Re: Syslog madness - LVM POWERFAILED?

A. Daniel King_1 · ‎04-07-2003

Hi, folks.

I've got serveral troubling messages in syslog in a large EMC disk environment. It seems that 0x1f06b200 failed to 0x1f0cb200 and then back. This happened several times.

I think this is c6t11d0 to c12t11d2. Is this right? What might cause this?

Please let me know if I am sane. Some of the actual text of the messages follow. The messages lasted from Apr 7 02:34:44 to Apr 7
03:22:35.

Apr 7 02:34:44 fiserv vmunix: LVM: Recovered Path (device 0x1f06b200) to PV 5 in VG 16.
Apr 7 02:35:05 fiserv vmunix: LVM: vg[16]: pvnum=5 (dev_t=0x1f06b200) is POWERFAILED
Apr 7 02:35:12 fiserv vmunix: LVM: Performed a switch for Lun ID = 0 (pv = 0x000000004890e000), from raw device 0x1f06b200 (with priority: 0, and current flags: 0xc0) to raw device 0x1f0cb200 (with priority: 1, and current flags: 0x0).
Apr 7 02:36:14 fiserv vmunix: LVM: Restored PV 5 to VG 16.
Apr 7 02:36:46 fiserv vmunix: LVM: vg[16]: pvnum=5 (dev_t=0x1f0cb200) is POWERFAILED
Apr 7 02:36:59 fiserv vmunix: LVM: Performed a switch for Lun ID = 0 (pv = 0x000000004890e000), from raw device 0x1f0cb200 (with priority: 1, and current flags: 0xc0) to raw device 0x1f06b200 (with priority: 0, and current flags: 0x0).
Apr 7 02:36:30 fiserv vmunix: LVM: Recovered Path (device 0x1f06b200) to PV 5 in VG 16.
Apr 7 02:37:05 fiserv vmunix: LVM: Recovered Path (device 0x1f0cb200) to PV 5 in VG 16.
Apr 7 02:38:50 fiserv vmunix: LVM: Restored PV 5 to VG 16.
Apr 7 02:39:51 fiserv vmunix: LVM: Recovered Path (device 0x1f06b200) to PV 5 in VG 16.
Apr 7 02:41:13 fiserv vmunix: LVM: Restored PV 5 to VG 16.
Apr 7 02:41:29 fiserv vmunix: LVM: vg[16]: pvnum=5 (dev_t=0x1f06b200) is POWERFAILED

Command-Line Junkie

Paula J Frazer-Campbell · ‎04-07-2003

Hi

Play safe.

Full backup and get disk changed

Paula

If you can spell SysAdmin then you is one - anon

Chris Wilshaw · ‎04-07-2003

As this is part of an EMC environment, the disk devices reported will be the primary and alternate links to a single physical disk. As both links are reporting failures, it's most likely to be a disk issue (if it was a controller problem, only one of the pair would show).

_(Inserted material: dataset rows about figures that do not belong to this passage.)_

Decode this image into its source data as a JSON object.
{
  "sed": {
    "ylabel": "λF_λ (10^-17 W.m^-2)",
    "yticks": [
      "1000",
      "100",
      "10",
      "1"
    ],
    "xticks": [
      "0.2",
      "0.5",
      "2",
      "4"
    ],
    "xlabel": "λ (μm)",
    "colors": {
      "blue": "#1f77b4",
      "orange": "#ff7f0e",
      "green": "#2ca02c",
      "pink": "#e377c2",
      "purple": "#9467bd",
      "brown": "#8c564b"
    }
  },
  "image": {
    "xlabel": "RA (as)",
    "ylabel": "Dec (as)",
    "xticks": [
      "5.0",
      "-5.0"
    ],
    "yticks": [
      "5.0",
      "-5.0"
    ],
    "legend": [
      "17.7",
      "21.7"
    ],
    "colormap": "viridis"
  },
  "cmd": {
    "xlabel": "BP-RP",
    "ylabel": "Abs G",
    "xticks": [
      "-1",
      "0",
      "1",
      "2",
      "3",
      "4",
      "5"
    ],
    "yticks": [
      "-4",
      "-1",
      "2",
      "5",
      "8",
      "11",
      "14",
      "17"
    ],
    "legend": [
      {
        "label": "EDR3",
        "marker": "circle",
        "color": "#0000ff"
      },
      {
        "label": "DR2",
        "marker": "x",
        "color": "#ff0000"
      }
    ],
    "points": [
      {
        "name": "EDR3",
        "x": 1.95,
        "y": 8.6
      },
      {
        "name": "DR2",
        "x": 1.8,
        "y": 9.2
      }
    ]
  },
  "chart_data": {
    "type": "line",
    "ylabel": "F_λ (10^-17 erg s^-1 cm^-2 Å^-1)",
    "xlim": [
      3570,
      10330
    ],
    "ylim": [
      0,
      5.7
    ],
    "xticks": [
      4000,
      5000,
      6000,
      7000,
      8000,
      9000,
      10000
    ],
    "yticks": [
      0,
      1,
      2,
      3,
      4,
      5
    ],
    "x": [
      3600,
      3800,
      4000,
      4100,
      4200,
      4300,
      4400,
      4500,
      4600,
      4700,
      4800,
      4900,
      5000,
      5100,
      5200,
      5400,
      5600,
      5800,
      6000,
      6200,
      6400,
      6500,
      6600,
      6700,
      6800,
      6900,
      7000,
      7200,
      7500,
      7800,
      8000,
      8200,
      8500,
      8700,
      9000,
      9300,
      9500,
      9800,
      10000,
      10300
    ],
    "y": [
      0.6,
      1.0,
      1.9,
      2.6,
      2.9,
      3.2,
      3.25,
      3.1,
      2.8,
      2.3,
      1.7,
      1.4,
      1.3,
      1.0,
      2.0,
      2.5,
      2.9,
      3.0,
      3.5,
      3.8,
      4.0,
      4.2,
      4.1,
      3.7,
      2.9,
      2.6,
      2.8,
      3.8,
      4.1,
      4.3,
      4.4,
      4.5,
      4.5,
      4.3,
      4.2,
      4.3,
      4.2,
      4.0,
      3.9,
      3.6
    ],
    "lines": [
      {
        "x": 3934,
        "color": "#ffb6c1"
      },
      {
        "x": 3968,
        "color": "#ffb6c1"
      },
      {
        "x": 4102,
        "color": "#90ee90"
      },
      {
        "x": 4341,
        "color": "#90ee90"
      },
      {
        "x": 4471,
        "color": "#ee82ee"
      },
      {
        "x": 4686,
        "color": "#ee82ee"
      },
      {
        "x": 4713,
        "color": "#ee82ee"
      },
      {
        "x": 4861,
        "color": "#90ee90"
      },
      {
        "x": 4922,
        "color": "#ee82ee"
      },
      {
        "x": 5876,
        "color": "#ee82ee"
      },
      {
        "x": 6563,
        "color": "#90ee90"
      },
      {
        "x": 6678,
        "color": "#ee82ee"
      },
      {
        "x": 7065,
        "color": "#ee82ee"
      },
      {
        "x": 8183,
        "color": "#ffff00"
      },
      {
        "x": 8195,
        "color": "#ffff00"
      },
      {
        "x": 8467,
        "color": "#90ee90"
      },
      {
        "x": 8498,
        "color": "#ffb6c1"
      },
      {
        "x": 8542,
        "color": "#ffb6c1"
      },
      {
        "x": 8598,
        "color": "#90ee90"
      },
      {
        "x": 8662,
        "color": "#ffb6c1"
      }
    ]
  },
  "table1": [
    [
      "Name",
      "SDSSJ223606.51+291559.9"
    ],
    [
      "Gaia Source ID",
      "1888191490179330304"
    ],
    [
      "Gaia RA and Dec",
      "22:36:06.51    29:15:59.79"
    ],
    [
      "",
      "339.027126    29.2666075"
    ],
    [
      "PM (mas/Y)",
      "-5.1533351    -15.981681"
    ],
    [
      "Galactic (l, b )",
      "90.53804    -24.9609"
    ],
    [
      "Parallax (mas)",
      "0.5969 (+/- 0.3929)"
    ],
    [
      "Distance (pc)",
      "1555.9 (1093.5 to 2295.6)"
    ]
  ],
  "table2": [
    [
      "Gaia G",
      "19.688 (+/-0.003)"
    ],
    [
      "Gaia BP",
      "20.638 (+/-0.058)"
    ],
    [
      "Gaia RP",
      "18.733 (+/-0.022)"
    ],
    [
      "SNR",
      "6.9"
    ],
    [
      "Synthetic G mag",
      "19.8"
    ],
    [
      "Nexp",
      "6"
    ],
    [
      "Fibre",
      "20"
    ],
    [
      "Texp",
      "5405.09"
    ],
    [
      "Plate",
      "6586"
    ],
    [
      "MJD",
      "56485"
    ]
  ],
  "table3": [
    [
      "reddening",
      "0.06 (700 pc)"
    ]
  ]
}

James R. Ferguson · ‎04-07-2003

Hi Daniel:

One possiblity is that the disk in question is a particularly busy one. In cases such as this, 'powerfail' events from the primary to secondary pv-links (and back again) are sometimes seen when the I/O timeout value is too low for the device.

The timeout for a physical volume can be altered with 'pvchange -t timout pv_path' as noted in the 'pvchange' man pages. A 'pvdisplay' will show the current value.

Regards!

...JRF...

S.K. Chan · ‎04-07-2003

In addition to others ..
If it's EMC a few possibilities would cause these errors ..
1- Low timeout value of PV
2- EMC disks are write protected
3- Lost of channel
Number 2 is out because I don;t see any write/read related error. Number 1 is very like, which you can fix easily by changing the timeout value to say 180sec (ie with pvchange -t). Number 3 can be easily determine, if there are other disks in the same channel that do not report any errors then you can eliminate this possibility.

KCS_1 · ‎04-07-2003

hi,

here all of them are also good threads for solving your problem.

http://www1.itrc.hp.com/service/cki/docDisplay.do?docLocale=en_US&docId=200000062922089

http://www1.itrc.hp.com/service/cki/docDisplay.do?docLocale=en_US&docId=200000063235338

http://www1.itrc.hp.com/service/cki/docDisplay.do?docLocale=en_US&docId=200000065678520

have a good day!

Easy going at all.

A. Daniel King_1 · ‎04-08-2003

The pvtimeout item is exactly what I got from EMC, but I wanted a forum opinion, too.

EMC also mentioned that there was an lv timeout, which I will need to investigate.

Thanks, folks.

Command-Line Junkie

James R. Ferguson · ‎04-08-2003

Hi (again) Daniel:

Yes, there is a logical volume timeout. Have a look at the 'lvchange' man pages. Specifically, note that, "The actual duration of the request may exceed the specified IO_timeout value when the underlying physical volume(s) have timeouts which either exceed this IO_timeout value or are not integer multiples of this value."

Regards!

...JRF...

A. Daniel King_1 · ‎04-08-2003

I see all our lv timeouts as default, or infinite. I think this means we will rely upon the PV timeout, which should be fine now.

Command-Line Junkie

Eugeny Brychkov · ‎04-08-2003

The following idea may help...
Try 'balancing' across FC host HBAs - a half of LUNs are accessed through one HBA (mean primary link), another half of LUNs are accessed through another HBA
Eugeny

A. Daniel King_1 · ‎04-08-2003

Way ahead of you ... six physical paths, EMC PowerPath.

Command-Line Junkie

Tonny Sejr Kromann · ‎04-10-2003

We had the exact same problem, but with a HP XP512 disk array. It turned out to be a defective fibrechannel port in the XP. Took quite some time before we had tried everything else.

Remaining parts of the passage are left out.